Rabu, 22 November 2017

Suara Literasi Kaum Santri

Suara Literasi Kaum Santri

Suara literasi sesungguhnya telah disuarakan dan digelorakan oleh umat Islam semenjak dahulu. Bahkan semangat literasi sudah ada semenjak diutusnya Rasul Muhammad SAW di tengah-tengah kaumnya yang ummi. Kaum yang buta huruf, tidak kenal baca tulis. Tentu tidak semua bangsa Arab buta huruf, tetapi karena perbandingan antara yang melek dan buta lebih banyak yang buta, maka bangsa tersebut lebih dikenal dengan bangsa ummi, bangsa buta huruf.

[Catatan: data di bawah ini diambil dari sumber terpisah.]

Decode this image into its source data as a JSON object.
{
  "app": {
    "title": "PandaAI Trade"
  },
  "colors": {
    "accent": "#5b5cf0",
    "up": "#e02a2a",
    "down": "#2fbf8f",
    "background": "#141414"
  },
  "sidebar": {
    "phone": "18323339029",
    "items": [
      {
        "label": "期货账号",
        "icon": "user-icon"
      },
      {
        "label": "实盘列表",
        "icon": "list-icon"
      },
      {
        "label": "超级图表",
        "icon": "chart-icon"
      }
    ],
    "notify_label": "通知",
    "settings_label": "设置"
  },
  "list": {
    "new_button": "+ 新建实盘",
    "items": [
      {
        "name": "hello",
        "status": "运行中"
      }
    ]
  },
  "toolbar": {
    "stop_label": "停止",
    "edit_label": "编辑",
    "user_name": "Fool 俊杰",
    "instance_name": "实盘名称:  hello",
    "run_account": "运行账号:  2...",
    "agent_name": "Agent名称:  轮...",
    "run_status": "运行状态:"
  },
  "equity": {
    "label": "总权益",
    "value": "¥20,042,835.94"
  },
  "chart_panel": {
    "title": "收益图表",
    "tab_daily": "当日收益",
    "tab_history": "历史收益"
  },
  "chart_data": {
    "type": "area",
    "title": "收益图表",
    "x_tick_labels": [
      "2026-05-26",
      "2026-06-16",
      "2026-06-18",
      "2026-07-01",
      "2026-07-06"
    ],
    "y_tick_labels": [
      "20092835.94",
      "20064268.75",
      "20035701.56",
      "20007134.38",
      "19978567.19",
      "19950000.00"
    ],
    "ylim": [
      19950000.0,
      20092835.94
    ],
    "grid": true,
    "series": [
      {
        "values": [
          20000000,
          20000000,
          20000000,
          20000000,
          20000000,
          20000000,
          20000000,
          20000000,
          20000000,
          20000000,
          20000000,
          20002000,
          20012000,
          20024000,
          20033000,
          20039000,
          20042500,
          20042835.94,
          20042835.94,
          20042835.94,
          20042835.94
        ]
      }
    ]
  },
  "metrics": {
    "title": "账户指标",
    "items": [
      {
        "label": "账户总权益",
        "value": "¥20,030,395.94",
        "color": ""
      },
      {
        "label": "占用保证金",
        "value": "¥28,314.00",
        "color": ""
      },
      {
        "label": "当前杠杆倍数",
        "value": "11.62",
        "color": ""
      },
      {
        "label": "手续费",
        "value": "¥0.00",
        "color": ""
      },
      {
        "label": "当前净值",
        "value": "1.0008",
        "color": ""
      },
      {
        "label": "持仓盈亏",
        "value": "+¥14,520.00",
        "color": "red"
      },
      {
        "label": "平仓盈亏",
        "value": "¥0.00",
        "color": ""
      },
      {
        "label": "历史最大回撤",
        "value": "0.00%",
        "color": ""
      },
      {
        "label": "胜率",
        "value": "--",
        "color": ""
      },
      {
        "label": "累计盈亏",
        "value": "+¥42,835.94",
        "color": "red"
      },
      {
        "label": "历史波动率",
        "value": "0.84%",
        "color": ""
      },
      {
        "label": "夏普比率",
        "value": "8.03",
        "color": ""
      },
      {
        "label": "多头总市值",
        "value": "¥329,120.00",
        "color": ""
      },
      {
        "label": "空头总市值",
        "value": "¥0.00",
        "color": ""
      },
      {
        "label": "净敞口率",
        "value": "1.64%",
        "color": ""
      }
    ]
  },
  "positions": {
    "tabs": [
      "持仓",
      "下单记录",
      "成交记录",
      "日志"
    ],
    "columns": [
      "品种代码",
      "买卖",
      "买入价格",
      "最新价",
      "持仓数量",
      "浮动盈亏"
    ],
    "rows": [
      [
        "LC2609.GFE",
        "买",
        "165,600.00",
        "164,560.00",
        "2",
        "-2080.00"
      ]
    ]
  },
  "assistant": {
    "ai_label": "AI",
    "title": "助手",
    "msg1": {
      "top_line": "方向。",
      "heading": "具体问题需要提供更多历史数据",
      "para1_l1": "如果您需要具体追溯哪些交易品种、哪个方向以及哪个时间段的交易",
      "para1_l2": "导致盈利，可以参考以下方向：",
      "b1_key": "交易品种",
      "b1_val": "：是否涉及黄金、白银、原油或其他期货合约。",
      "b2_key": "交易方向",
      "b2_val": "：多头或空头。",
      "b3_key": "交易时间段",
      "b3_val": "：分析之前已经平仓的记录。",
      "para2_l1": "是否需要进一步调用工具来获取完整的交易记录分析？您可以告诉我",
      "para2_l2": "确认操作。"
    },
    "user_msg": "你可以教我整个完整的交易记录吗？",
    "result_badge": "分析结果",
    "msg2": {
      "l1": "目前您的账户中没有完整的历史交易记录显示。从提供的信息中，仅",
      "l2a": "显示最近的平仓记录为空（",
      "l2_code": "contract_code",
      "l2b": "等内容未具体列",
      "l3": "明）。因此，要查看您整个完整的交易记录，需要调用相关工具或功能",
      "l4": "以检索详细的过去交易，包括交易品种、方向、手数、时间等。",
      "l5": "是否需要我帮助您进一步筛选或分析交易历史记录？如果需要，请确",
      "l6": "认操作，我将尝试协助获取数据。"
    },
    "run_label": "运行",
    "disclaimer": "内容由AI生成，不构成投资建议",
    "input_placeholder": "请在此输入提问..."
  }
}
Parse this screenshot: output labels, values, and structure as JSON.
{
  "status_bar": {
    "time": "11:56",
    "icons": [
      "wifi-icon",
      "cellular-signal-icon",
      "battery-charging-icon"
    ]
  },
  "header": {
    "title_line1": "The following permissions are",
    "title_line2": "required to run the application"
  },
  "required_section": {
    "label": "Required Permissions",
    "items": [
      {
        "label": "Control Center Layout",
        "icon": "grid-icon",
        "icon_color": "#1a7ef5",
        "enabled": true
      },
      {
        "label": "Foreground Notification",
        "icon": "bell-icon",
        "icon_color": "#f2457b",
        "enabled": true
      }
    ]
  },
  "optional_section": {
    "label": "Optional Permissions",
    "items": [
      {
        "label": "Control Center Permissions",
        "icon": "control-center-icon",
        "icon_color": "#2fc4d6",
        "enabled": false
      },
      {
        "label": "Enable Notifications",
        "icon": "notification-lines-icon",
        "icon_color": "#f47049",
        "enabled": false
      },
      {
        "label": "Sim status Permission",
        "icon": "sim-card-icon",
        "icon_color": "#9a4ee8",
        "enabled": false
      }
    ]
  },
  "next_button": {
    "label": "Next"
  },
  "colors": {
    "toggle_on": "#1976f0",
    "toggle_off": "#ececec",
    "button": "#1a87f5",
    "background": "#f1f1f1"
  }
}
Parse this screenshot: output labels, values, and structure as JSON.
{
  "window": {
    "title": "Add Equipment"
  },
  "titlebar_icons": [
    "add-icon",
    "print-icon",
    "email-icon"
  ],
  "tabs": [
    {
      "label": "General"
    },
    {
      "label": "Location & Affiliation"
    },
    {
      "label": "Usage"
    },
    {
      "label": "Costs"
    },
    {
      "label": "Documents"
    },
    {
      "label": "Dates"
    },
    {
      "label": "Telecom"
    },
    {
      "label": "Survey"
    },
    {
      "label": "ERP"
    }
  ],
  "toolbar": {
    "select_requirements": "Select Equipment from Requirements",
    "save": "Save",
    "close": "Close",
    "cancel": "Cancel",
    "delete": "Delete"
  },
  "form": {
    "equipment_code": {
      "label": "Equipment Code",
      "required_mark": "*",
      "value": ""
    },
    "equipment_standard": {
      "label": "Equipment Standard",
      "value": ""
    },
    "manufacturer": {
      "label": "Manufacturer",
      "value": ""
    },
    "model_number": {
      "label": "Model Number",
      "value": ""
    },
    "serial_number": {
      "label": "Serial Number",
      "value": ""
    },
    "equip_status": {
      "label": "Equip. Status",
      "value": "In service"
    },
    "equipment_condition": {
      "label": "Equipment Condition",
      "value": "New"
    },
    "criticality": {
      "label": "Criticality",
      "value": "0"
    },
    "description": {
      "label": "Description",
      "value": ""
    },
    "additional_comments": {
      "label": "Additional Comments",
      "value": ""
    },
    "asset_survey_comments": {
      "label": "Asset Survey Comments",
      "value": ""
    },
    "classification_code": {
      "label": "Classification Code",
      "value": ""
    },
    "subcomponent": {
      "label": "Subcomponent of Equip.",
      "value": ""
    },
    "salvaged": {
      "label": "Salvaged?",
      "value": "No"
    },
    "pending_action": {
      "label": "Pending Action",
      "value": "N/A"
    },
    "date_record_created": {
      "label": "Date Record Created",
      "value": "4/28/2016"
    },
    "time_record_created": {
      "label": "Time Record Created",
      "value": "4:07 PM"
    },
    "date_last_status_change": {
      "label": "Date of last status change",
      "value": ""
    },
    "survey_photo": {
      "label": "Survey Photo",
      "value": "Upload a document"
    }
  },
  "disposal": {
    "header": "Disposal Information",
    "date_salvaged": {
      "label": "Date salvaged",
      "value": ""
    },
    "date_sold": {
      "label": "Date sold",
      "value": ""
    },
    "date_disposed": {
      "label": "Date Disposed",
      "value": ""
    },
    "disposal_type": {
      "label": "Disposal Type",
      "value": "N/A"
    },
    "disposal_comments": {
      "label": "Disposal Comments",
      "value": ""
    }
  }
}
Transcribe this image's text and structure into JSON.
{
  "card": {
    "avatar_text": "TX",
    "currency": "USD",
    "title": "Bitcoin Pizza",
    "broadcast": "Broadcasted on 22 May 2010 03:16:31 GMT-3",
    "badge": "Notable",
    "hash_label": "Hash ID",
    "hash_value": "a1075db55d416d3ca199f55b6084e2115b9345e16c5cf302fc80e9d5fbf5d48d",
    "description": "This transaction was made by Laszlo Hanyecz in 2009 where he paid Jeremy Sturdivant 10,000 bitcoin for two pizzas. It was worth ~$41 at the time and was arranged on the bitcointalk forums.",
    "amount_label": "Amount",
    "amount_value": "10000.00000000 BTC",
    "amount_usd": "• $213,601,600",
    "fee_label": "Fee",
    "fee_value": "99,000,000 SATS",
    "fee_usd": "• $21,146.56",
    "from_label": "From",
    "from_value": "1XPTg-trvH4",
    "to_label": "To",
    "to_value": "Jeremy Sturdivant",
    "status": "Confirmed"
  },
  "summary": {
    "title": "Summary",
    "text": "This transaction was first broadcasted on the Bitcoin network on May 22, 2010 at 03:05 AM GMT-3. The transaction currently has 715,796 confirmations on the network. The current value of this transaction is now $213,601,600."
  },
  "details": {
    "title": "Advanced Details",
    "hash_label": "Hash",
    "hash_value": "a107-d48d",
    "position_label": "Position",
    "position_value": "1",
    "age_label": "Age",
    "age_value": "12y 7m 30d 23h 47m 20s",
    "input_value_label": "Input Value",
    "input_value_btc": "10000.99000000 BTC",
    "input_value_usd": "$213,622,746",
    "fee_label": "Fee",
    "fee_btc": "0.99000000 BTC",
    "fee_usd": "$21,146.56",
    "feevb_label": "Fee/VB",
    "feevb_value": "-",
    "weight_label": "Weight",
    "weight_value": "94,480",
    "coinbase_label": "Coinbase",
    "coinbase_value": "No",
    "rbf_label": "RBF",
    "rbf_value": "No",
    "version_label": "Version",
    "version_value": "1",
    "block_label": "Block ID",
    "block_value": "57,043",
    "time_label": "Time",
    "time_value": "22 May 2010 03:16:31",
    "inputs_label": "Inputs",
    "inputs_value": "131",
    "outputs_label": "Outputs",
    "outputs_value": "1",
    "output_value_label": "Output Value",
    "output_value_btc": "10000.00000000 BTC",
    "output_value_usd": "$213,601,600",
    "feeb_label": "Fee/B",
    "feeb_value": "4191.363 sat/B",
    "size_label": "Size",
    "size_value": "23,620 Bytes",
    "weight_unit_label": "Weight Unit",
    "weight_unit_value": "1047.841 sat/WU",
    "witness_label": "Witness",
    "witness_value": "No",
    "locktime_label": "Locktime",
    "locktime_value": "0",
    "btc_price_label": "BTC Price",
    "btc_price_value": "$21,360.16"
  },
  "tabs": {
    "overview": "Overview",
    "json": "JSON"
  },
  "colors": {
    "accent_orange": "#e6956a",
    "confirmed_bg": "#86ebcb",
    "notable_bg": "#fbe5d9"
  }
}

Di antara bukti yang menunjukkan bahwa bangsa Arab juga mengenal tulisan adalah adanya tradisi jahiliyah yang disebut dengan al-mu’allaqat. Al-Mu’allaqat adalah tradisi kaum Arab jahiliyah untuk beradu keindahan syair. Syair yang dinilai indah dan layak untuk dipamerkan akan ditempel di dinding Ka’bah agar bisa dilihat dan dinikmati oleh pengunjung yang datang. Karena itu tradisi ini dikenal dengan al-mu’allaqat dari kata ‘alaqa yang artinya menempel.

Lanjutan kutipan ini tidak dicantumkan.